A high-risk "code-red" patient in Scotland waited longer than six hours for an ambulance, new data has showed.

Scottish Labour requested information on the longest response times for the highest-risk patients during each week of 2023.

The ambulance service's most serious categories of patients are "code purple" - where the risk of cardiac arrest is greater than 10% - and "code red", where the risk is between 1% and 10%.

The figures showed during the week beginning March 6, a code red patient waited more than six hours and 40 minutes for an ambulance.

In the week beginning January 30, a code purple patient waited one hour and 24 minutes.

The target response time for these calls is eight minutes.

Scottish Labour health spokeswoman Jackie Baillie said: "It is scandalous that even patients fighting for their lives can't count on getting an ambulance quickly.

"Paramedics are doing their best to keep patients safe, but they too are being badly failed by this disastrous SNP Government.

"We had plenty of empty promises from Humza Yousaf when he was health secretary, but this crisis is still endangering lives.

"Michael Matheson must act where his predecessor failed and support our ambulance service before any more lives are put at risk by this chaos."

The Scottish Ambulance Service has previously said its median response time for the most serious calls is lower than seven minutes and that 30-day survival rates for the most seriously ill patients are at the highest-ever level.
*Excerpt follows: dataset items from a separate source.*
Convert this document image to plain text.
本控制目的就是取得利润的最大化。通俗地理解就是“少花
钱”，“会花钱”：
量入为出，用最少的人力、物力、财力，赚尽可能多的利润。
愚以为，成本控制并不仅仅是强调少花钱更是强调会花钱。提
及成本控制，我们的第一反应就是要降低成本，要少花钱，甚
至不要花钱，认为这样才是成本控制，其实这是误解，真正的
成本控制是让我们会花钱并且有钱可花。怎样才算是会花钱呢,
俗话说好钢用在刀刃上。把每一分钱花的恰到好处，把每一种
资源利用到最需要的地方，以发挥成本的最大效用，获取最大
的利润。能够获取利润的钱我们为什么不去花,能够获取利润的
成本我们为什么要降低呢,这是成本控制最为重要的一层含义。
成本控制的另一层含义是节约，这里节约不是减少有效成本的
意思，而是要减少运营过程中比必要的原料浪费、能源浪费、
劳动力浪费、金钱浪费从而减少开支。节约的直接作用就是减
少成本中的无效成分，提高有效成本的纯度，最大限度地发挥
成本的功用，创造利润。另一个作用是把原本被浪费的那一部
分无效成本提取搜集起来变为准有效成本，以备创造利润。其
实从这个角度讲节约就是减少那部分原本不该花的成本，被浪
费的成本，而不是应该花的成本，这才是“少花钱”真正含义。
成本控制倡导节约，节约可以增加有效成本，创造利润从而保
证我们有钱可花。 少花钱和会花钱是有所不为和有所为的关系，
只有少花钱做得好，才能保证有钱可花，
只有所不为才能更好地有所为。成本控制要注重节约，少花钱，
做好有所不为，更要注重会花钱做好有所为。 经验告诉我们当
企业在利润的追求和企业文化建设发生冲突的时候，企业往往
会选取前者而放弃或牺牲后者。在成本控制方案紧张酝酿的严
Health Secretary Michael Matheson said: "Our continued increased investment to support the service has seen a record number of additional 1,388 staff join the service since 2020, with plans for over 300 further frontline staff this year.

"Whilst operational matters are the responsibility of the SAS, the FOI clearly states the caution that must be used with these figures as they do not factor in possible grading changes that may occur depending on the patient's condition.

"A call may start out as yellow, subsequently be upgraded to purple later, but only the total time from the first call received is shown."